L’arte ha un ruolo fondamentale. L’arte per sua natura è universale, ma personale allo stesso tempo, per cui ha il potere di arrivare a chiunque. Questo la rende uno degli strumenti di comunicazione più potenti al mondo. Ma come la scienza senza coscienza anche l’arte senza coscienza è fine a sé stessa, conserva una sua ragione d’essere, ma non è ciò che interessa a noi in questo momento. Ciò che ci interessa è utilizzare l’arte come strumento di comprensione e di condivisione di questa comprensione. La produzione artistica di questo progetto, in tutte le sue espressioni (performativa, fotografica, filmografica ecc.), ha fra gli obiettivi quello di essere in primo luogo uno stimolo, la testimonianza di forme di realtà che esistono e che non sono il frutto dell’immaginazione di pochi.

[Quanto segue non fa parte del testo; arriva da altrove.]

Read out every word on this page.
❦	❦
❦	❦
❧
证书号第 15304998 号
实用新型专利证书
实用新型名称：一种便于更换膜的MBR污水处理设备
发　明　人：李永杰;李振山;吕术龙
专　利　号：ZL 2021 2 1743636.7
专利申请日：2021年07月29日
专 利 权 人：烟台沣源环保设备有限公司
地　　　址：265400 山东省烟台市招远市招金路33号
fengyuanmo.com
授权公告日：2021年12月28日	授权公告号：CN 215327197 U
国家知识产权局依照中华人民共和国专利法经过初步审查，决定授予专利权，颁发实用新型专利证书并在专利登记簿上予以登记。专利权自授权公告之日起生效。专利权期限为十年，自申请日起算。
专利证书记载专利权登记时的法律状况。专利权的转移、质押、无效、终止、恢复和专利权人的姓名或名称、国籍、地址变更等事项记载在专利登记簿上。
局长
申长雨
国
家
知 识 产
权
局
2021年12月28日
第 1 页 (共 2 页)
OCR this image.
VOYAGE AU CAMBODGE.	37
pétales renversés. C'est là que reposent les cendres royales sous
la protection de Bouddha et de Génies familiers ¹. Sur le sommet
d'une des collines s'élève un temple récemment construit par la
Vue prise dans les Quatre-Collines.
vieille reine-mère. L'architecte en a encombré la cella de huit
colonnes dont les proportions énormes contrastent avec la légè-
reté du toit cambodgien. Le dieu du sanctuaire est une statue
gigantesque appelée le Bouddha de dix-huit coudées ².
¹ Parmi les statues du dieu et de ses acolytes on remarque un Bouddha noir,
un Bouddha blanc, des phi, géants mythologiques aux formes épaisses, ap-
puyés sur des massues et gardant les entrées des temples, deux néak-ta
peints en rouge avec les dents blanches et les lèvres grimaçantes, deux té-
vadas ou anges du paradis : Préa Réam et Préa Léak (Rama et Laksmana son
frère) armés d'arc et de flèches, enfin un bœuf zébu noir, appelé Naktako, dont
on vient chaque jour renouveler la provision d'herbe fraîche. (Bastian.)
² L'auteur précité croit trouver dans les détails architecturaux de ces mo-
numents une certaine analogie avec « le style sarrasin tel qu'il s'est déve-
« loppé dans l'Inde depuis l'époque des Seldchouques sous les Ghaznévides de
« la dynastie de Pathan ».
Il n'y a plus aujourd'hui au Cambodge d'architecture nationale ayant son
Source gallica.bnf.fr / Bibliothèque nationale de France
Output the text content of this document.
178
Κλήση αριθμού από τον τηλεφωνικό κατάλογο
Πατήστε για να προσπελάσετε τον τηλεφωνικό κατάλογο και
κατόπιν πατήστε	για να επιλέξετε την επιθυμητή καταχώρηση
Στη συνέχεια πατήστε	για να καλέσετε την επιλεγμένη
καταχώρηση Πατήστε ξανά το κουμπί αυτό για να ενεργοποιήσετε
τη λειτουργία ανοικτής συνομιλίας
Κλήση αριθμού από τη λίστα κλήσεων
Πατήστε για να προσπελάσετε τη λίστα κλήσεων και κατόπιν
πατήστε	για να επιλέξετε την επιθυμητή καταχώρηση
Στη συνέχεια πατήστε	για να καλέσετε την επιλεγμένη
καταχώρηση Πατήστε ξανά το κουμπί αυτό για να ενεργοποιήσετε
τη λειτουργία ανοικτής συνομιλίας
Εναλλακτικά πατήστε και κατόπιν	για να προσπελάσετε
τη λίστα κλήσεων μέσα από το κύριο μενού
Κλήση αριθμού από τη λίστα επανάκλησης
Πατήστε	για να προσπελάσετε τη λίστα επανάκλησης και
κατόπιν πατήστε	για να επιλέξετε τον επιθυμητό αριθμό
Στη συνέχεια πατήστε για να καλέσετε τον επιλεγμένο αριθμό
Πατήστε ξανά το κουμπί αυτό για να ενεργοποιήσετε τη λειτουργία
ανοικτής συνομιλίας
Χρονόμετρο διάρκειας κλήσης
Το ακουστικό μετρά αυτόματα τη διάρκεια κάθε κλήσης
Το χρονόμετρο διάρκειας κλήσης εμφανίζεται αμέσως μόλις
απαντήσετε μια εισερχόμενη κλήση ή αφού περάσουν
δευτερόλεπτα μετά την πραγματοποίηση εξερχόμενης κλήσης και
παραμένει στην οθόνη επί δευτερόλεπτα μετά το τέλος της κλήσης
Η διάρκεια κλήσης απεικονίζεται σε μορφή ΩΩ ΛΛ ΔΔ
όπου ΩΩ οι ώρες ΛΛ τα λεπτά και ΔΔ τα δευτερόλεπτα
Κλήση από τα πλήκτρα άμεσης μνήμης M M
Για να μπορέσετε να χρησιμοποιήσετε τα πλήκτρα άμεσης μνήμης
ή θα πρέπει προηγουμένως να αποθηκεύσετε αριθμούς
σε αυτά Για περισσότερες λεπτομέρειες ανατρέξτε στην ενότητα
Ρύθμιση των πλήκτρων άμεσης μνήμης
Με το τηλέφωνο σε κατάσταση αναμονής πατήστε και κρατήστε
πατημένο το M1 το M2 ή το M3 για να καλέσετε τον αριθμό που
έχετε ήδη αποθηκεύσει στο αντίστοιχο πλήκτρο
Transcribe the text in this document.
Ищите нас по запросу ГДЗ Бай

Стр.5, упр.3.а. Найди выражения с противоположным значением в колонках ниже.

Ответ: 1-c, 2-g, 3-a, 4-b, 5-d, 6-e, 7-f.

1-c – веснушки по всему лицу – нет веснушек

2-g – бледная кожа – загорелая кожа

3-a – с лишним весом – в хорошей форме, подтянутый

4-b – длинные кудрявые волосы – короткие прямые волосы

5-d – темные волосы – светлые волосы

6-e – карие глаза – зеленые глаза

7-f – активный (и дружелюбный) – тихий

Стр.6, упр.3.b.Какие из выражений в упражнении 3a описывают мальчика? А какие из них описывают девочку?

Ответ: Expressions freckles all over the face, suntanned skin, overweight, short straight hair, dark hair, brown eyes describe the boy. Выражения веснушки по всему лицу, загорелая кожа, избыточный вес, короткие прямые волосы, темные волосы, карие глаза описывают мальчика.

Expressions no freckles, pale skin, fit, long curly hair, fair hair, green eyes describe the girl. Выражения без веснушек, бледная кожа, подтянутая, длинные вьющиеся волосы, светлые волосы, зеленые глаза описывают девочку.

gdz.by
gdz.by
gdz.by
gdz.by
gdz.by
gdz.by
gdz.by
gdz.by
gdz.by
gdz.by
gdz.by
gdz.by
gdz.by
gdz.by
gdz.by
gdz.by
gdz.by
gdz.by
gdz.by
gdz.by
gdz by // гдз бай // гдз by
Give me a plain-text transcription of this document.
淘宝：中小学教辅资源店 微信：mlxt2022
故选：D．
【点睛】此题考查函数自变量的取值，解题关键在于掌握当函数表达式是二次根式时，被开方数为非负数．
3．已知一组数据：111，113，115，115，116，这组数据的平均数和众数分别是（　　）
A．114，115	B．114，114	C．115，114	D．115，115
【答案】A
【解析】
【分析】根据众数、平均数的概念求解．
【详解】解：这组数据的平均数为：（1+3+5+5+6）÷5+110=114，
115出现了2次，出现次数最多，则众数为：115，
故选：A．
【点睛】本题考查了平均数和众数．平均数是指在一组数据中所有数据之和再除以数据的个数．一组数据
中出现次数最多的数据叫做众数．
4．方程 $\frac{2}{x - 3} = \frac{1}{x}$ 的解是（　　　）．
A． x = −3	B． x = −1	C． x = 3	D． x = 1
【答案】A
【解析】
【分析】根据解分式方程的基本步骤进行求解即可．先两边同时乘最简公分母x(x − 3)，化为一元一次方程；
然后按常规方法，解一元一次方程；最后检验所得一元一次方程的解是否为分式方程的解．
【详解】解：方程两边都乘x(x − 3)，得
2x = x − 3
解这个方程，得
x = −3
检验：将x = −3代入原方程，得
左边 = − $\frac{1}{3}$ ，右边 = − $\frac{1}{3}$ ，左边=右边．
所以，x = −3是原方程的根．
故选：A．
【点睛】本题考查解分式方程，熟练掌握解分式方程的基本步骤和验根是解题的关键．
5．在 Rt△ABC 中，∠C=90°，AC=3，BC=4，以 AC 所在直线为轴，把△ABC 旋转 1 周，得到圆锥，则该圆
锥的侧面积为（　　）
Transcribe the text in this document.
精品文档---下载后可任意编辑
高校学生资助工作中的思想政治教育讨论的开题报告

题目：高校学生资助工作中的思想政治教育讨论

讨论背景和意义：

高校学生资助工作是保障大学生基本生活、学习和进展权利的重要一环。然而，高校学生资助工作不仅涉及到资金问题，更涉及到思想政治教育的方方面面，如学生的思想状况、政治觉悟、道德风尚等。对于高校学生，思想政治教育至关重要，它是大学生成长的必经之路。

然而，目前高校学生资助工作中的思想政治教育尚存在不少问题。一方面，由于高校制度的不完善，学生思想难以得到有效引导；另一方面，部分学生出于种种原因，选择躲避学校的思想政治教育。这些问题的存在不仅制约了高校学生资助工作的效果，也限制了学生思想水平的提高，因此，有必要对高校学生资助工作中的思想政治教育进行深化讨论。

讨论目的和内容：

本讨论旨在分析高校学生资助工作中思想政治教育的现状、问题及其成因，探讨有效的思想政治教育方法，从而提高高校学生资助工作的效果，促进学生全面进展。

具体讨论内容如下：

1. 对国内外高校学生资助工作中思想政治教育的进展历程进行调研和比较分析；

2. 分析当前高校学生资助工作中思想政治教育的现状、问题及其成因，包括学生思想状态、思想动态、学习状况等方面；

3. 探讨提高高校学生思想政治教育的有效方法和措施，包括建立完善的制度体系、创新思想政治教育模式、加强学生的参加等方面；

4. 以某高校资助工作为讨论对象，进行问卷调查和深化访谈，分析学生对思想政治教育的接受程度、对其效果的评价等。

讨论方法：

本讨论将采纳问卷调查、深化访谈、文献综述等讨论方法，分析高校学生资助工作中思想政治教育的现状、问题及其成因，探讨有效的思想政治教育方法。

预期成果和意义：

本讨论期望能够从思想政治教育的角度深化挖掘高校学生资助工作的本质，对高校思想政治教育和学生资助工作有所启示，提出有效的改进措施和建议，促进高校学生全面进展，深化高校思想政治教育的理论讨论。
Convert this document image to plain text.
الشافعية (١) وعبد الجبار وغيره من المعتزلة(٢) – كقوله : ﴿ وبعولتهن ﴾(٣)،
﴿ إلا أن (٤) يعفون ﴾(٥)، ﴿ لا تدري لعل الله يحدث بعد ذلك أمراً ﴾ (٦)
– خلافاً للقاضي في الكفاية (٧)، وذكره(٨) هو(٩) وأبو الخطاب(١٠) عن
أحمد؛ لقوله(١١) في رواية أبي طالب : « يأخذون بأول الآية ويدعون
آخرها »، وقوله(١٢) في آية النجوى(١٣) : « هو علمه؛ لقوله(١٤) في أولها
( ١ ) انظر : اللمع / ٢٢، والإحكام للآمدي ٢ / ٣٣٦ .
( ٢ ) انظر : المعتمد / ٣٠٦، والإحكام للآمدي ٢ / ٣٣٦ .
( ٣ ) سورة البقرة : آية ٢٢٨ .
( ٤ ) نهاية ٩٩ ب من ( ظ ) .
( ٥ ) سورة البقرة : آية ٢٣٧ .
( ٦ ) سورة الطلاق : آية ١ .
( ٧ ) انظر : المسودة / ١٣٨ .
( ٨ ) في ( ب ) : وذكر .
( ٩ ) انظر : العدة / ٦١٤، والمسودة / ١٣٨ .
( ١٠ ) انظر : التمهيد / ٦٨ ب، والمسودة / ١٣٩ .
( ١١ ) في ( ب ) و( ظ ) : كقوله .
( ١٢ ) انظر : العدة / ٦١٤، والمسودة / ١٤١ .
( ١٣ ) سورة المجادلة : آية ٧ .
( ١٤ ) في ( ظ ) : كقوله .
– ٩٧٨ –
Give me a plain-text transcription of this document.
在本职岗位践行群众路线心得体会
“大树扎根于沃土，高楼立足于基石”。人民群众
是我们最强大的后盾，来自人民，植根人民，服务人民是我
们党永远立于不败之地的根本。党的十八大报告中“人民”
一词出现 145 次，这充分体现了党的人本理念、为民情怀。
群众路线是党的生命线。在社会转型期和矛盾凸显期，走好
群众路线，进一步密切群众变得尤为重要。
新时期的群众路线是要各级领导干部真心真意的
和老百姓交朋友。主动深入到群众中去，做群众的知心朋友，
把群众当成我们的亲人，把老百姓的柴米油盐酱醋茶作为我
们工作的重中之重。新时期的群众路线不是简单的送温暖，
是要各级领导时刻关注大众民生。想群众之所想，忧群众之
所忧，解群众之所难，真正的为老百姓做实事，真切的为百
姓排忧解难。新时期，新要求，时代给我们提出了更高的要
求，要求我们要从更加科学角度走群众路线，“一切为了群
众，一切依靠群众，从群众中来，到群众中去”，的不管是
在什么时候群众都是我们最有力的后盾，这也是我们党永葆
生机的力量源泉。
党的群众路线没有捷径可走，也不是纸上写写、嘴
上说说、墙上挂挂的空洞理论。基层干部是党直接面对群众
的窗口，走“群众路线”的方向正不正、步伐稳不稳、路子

Non solo, crediamo che l’arte possa avvicinare i mondi e far scoprire universi anche a chi per tante ragioni quegli universi avrebbe potuto non scoprirli. La verità è un cammino personale e chi lascia una testimonianza di qualsiasi forma essa sia, coltiva un seme di speranza per il prossimo che a sua volta sarà però libero di scegliere di nutrire quel seme o di lasciarlo morire.
Tutto questo per dire che a prescindere da qualsiasi teoria scolastica sull’arte e basandoci sulla realtà che possiamo osservare con i nostri occhi ci chiediamo: ma l’arte nel suo ruolo sociale e rivoluzionario dove è? La risposta è che anche essa soggiace al potere del capitalismo ed è per questo che è importante che anche l’arte attraverso l’intervento dell’artista si riappropri dei luoghi della natura, delle sue leggi e di tutto ciò che la natura con i suoi insegnamenti può darci.
Cosa può fare ciascuno di noi per sostenervi?
L’idea di base di questo progetto, veramente indipendente, è che verrà finanziato grazie al diretto coinvolgimento di tutti coloro che vogliono che sia realizzato. Per fare questo abbiamo fatto partire una campagna di raccolta fondi su una piattaforma di crowdfunding che si chiama Produzioni dal Basso. Tutto questo serve proprio ad immaginarsi non solo nuove forme di produzione/distribuzione, ma anche nuove forme di sostegno economico e di comunità. Questo vuol dire ricoprire un ruolo attivo nella produzione culturale indipendente, dando un significato ben preciso a un termine inflazionato e che troppo spesso è stato svuotato del suo reale significato: quello di produrre cambiamenti all’interno della società attraverso la narrazione del reale, sperimentando modalità di sostentamento che si basino su nuove formule di rapporto economico e sul meccanismo del dono.